Angus Deaton's Critique of Randomized Controlled Trials

By Peter G. Klein

I've written some posts at Organizations and Markets that are skeptical of randomized-controlled trials — not the technique itself, but the way it is over-hyped by its proponents. Our newest Nobel Laureate, Angus Deaton, is also a critic of RCTs as used in development economics. I learned of Deaton’s arguments from this excellent piece by Chris Blattman in Foreign Policy. Here is the key paper, Deaton’s 2008 Keynes Lecture at the British Academy:

Instruments of Development: Randomization in the Tropics, and the Search for the Elusive Keys to Economic Development

Angus Deaton

There is currently much debate about the effectiveness of foreign aid and about what kind of projects can engender economic development. There is skepticism about the ability of econometric analysis to resolve these issues, or of development agencies to learn from their own experience.

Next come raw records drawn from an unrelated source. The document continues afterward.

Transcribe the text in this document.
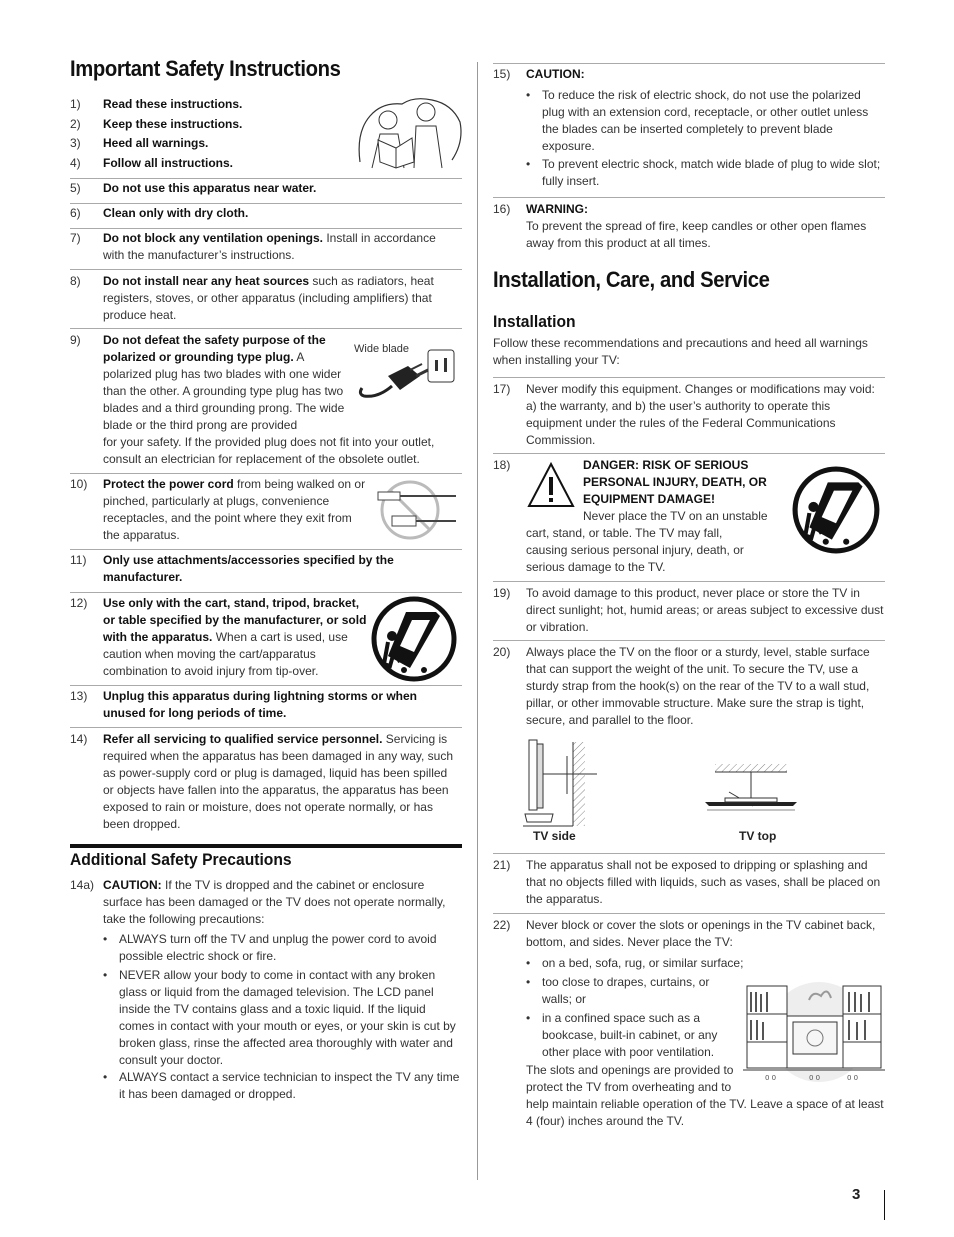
Important Safety Instructions
1)	Read these instructions.
2)	Keep these instructions.
3)	Heed all warnings.
4)	Follow all instructions.
5)	Do not use this apparatus near water.
6)	Clean only with dry cloth.
7)	Do not block any ventilation openings. Install in accordance with the manufacturer’s instructions.
8)	Do not install near any heat sources such as radiators, heat registers, stoves, or other apparatus (including amplifiers) that produce heat.
9)	Do not defeat the safety purpose of the polarized or grounding type plug. A polarized plug has two blades with one wider than the other. A grounding type plug has two blades and a third grounding prong. The wide blade or the third prong are provided
for your safety. If the provided plug does not fit into your outlet, consult an electrician for replacement of the obsolete outlet.
Wide blade
10)	Protect the power cord from being walked on or pinched, particularly at plugs, convenience receptacles, and the point where they exit from the apparatus.
11)	Only use attachments/accessories specified by the manufacturer.
12)	Use only with the cart, stand, tripod, bracket, or table specified by the manufacturer, or sold with the apparatus. When a cart is used, use caution when moving the cart/apparatus combination to avoid injury from tip-over.
13)	Unplug this apparatus during lightning storms or when unused for long periods of time.
14)	Refer all servicing to qualified service personnel. Servicing is required when the apparatus has been damaged in any way, such as power-supply cord or plug is damaged, liquid has been spilled or objects have fallen into the apparatus, the apparatus has been exposed to rain or moisture, does not operate normally, or has been dropped.
Additional Safety Precautions
14a) CAUTION: If the TV is dropped and the cabinet or enclosure surface has been damaged or the TV does not operate normally, take the following precautions:
• ALWAYS turn off the TV and unplug the power cord to avoid possible electric shock or fire.
• NEVER allow your body to come in contact with any broken glass or liquid from the damaged television. The LCD panel inside the TV contains glass and a toxic liquid. If the liquid comes in contact with your mouth or eyes, or your skin is cut by broken glass, rinse the affected area thoroughly with water and consult your doctor.
• ALWAYS contact a service technician to inspect the TV any time it has been damaged or dropped.
15)	CAUTION:
• To reduce the risk of electric shock, do not use the polarized plug with an extension cord, receptacle, or other outlet unless the blades can be inserted completely to prevent blade exposure.
• To prevent electric shock, match wide blade of plug to wide slot; fully insert.
16)	WARNING:
To prevent the spread of fire, keep candles or other open flames away from this product at all times.
Installation, Care, and Service
Installation
Follow these recommendations and precautions and heed all warnings when installing your TV:
17)	Never modify this equipment. Changes or modifications may void: a) the warranty, and b) the user’s authority to operate this equipment under the rules of the Federal Communications Commission.
18)	DANGER: RISK OF SERIOUS PERSONAL INJURY, DEATH, OR EQUIPMENT DAMAGE!
Never place the TV on an unstable
cart, stand, or table. The TV may fall, causing serious personal injury, death, or serious damage to the TV.
19)	To avoid damage to this product, never place or store the TV in direct sunlight; hot, humid areas; or areas subject to excessive dust or vibration.
20)	Always place the TV on the floor or a sturdy, level, stable surface that can support the weight of the unit. To secure the TV, use a sturdy strap from the hook(s) on the rear of the TV to a wall stud, pillar, or other immovable structure. Make sure the strap is tight, secure, and parallel to the floor.
TV side	TV top
21)	The apparatus shall not be exposed to dripping or splashing and that no objects filled with liquids, such as vases, shall be placed on the apparatus.
22)	Never block or cover the slots or openings in the TV cabinet back, bottom, and sides. Never place the TV:
• on a bed, sofa, rug, or similar surface;
• too close to drapes, curtains, or walls; or
• in a confined space such as a bookcase, built-in cabinet, or any other place with poor ventilation.
The slots and openings are provided to protect the TV from overheating and to
help maintain reliable operation of the TV. Leave a space of at least 4 (four) inches around the TV.
0 0	0 0	0 0
3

In response, there is movement in development economics towards the use of randomized controlled trials (RCTs) to accumulate credible knowledge of what works, without over-reliance on questionable theory or statistical methods. When RCTs are not possible, this movement advocates quasi-randomization through instrumental variable (IV) techniques or natural experiments. I argue that many of these applications are unlikely to recover quantities that are useful for policy or understanding: two key issues are the misunderstanding of exogeneity, and the handling of heterogeneity. I illustrate from the literature on aid and growth. Actual randomization faces similar problems as quasi-randomization, notwithstanding rhetoric to the contrary. I argue that experiments have no special ability to produce more credible knowledge than other methods, and that actual experiments are frequently subject to practical problems that undermine any claims to statistical or epistemic superiority. I illustrate using prominent experiments in development. As with IV methods, RCT-based evaluation of projects is unlikely to lead to scientific progress in the understanding of economic development. I welcome recent trends in development experimentation away from the evaluation of projects and towards the evaluation of theoretical mechanisms.

Blattman says Deaton has a new paper that presents a more nuanced critique, but it is apparently not online.